Les chercheurs ont également mis en évidence les dommages causés par le changement de salinité et de température des mers et des océans sur les organismes vivants, notamment sur les herbiers de posidonies en Méditerranée, explique Le monde. Le quotidien du soir rapporte également «quantité de larves et autres organismes vivants» aspirés par les usines de dessalement. Un désastre « dans un contexte de changement climatique rendant les écosystèmes marins plus vulnérables »commente Christophe Mori.
Fin de l’opulence
« C’est une forme de résistance au changement climatique plutôt qu’une forme de résilience que nous devrions tous promouvoir », conclut le chercheur. Asit K. Biswas, expert renommé de l’Université de Glasgow et membre de la Commission mondiale de l’eau, est du même avis : Le mondesoulignant l’importance de mettre fin à l’opulence de l’eau douce : « Dessalement ou non, la consommation d’eau par habitant dans une grande partie du monde doit être considérablement réduite. »

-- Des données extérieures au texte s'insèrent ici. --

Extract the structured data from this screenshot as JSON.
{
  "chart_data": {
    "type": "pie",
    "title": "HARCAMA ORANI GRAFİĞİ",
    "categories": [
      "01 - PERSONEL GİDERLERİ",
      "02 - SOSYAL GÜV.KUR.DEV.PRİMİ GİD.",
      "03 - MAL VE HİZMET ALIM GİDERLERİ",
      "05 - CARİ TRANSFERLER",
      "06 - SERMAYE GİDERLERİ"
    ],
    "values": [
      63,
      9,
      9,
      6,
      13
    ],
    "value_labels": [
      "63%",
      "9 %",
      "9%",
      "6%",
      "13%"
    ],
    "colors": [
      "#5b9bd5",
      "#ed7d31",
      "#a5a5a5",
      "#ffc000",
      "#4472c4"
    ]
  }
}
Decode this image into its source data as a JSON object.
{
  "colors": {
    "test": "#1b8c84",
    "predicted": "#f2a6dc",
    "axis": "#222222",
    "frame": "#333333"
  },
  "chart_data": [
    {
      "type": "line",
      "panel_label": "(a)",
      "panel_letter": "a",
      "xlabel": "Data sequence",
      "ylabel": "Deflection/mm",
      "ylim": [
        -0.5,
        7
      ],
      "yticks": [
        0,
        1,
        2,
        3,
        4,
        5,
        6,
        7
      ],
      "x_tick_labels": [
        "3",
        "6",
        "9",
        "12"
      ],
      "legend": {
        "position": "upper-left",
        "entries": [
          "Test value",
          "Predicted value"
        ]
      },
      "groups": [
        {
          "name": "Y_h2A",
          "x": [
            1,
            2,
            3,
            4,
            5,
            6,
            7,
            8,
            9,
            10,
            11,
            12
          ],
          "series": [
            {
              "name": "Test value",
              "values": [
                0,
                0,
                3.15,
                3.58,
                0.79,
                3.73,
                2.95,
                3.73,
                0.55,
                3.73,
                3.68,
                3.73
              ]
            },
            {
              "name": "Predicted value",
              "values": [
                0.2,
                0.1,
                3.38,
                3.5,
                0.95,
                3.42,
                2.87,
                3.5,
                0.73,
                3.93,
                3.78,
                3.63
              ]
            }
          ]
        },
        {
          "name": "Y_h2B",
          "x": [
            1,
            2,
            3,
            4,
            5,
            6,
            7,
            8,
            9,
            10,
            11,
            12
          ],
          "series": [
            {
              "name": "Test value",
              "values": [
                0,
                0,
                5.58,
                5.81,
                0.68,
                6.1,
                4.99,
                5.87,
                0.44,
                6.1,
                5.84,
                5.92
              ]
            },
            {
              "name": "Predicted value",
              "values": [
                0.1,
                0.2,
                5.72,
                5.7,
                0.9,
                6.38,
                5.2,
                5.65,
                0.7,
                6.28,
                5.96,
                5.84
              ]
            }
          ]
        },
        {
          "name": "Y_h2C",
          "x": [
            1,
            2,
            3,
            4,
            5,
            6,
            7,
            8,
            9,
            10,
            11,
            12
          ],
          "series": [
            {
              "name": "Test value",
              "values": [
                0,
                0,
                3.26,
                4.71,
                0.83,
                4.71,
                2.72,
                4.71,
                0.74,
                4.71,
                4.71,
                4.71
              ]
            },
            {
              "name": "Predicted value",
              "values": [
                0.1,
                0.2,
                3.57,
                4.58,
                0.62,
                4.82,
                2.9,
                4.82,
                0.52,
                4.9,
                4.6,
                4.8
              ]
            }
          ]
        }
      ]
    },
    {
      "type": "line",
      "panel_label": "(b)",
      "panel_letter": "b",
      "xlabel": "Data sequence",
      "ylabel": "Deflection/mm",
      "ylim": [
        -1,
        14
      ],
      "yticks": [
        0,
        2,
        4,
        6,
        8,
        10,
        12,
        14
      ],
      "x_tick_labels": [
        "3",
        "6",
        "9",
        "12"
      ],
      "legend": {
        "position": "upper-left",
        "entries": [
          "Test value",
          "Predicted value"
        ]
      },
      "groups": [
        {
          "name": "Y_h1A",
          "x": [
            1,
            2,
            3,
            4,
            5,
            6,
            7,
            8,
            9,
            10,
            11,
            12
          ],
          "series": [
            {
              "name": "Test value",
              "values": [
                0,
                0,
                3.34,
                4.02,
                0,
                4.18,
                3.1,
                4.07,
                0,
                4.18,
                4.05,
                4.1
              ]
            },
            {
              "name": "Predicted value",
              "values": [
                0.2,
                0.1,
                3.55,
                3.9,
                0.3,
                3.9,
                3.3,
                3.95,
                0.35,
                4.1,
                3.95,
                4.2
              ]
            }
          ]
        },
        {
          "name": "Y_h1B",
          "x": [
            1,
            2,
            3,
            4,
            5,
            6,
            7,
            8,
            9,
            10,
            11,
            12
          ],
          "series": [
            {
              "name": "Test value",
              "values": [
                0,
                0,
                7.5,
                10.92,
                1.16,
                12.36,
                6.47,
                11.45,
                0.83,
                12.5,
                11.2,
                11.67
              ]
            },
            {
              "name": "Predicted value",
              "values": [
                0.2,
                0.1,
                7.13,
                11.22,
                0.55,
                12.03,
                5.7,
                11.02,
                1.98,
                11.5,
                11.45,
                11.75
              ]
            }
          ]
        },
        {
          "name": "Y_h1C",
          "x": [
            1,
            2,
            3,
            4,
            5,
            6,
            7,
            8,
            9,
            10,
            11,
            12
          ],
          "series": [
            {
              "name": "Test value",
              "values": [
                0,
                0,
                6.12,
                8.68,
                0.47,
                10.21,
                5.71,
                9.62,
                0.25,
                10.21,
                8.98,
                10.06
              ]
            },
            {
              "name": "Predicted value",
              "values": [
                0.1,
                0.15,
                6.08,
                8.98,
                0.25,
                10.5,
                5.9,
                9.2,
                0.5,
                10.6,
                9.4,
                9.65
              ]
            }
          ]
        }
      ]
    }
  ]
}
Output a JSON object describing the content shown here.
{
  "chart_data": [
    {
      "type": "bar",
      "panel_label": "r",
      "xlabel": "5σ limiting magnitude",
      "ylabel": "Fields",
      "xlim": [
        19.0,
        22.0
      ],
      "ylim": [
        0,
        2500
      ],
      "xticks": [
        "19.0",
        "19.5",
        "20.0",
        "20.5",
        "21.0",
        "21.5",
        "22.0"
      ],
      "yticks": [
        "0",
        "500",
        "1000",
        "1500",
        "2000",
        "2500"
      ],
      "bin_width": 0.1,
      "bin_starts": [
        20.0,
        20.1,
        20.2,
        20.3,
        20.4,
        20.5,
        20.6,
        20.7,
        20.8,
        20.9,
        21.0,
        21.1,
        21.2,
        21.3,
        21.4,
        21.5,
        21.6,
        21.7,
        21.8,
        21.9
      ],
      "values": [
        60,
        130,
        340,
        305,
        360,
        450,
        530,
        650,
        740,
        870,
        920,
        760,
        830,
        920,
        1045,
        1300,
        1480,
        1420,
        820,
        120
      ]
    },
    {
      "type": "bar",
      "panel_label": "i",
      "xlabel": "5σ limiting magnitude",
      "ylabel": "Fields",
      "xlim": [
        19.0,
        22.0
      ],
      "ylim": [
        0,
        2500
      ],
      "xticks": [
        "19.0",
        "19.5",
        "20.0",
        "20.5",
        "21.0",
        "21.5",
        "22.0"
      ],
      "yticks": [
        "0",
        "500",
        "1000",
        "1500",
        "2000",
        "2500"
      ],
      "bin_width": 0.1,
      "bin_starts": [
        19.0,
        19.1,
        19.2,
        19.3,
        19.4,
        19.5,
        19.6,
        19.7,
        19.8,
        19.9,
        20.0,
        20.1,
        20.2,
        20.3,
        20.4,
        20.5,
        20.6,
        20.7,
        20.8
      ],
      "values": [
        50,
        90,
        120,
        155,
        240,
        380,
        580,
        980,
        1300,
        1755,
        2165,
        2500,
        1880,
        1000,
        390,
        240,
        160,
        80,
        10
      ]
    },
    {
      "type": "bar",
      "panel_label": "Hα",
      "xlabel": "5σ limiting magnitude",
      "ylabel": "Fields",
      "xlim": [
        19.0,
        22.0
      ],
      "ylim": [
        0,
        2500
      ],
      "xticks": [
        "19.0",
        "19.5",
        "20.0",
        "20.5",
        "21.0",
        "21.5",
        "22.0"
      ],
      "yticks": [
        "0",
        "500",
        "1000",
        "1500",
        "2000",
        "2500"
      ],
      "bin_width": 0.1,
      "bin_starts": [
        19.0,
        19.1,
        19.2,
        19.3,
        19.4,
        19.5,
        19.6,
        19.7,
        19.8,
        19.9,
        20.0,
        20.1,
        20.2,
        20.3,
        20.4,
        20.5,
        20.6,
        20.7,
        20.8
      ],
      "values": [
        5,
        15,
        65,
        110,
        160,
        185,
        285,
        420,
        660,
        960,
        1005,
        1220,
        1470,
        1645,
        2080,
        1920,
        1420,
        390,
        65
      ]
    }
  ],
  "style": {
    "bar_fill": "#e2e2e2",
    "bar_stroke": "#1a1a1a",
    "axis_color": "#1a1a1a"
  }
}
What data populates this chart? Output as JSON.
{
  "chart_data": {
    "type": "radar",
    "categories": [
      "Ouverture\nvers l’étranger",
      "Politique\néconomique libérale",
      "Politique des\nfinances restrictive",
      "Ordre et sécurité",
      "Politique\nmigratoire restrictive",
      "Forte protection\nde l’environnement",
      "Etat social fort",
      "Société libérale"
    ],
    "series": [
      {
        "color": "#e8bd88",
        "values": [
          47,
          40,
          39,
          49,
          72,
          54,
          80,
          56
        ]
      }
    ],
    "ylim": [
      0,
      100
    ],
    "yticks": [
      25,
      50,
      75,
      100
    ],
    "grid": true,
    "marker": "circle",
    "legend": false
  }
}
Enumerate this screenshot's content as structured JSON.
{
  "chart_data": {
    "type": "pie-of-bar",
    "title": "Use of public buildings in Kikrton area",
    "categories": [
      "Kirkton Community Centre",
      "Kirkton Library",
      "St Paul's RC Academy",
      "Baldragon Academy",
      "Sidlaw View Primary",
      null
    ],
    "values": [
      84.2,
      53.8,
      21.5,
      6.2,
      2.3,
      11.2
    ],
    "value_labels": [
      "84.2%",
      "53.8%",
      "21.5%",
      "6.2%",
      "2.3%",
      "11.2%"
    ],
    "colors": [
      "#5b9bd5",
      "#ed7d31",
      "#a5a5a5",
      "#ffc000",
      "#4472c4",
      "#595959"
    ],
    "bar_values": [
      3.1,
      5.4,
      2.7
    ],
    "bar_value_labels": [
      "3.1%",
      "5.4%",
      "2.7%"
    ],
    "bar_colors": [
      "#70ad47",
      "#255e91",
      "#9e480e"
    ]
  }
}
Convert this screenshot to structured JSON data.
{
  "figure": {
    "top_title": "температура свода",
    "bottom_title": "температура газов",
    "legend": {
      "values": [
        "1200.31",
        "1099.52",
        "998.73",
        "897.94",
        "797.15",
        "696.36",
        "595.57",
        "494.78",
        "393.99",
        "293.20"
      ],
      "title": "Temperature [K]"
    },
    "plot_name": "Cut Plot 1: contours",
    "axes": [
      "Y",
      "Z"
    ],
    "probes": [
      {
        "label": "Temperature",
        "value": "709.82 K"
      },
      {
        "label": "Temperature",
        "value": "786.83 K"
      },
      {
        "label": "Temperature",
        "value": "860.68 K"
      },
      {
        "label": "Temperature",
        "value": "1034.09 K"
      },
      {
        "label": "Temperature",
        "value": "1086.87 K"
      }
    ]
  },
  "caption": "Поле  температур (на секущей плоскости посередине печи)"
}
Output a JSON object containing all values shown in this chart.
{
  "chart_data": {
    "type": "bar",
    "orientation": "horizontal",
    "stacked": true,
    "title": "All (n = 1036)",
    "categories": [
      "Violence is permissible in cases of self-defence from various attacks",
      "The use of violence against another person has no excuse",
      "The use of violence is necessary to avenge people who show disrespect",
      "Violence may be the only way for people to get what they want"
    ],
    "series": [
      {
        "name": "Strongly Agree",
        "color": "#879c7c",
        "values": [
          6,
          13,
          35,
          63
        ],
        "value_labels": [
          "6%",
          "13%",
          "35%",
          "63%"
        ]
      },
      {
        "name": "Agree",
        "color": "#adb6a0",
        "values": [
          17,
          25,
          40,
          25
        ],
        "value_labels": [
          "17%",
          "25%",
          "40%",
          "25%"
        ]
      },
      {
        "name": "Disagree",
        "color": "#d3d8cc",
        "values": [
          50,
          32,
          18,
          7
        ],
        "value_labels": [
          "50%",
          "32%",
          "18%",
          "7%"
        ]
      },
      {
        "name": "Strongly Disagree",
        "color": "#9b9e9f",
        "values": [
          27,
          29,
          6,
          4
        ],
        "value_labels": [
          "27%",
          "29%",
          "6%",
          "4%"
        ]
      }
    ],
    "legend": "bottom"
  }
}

Le gouvernement catalan n’a pas eu le choix de la sobriété, conscient que même les usines de dessalement ne suffiraient pas à répondre aux besoins de chaque secteur d’activité. Alors que les réservoirs de la région ne sont qu’à 18 % de leur capacité, le ministre de l’Environnement a annoncé cette semaine qu’il établirait pour la première fois dans certaines communes un seuil maximum de consommation d’eau pour l’hébergement touristique, équivalent à la consommation moyenne des habitants.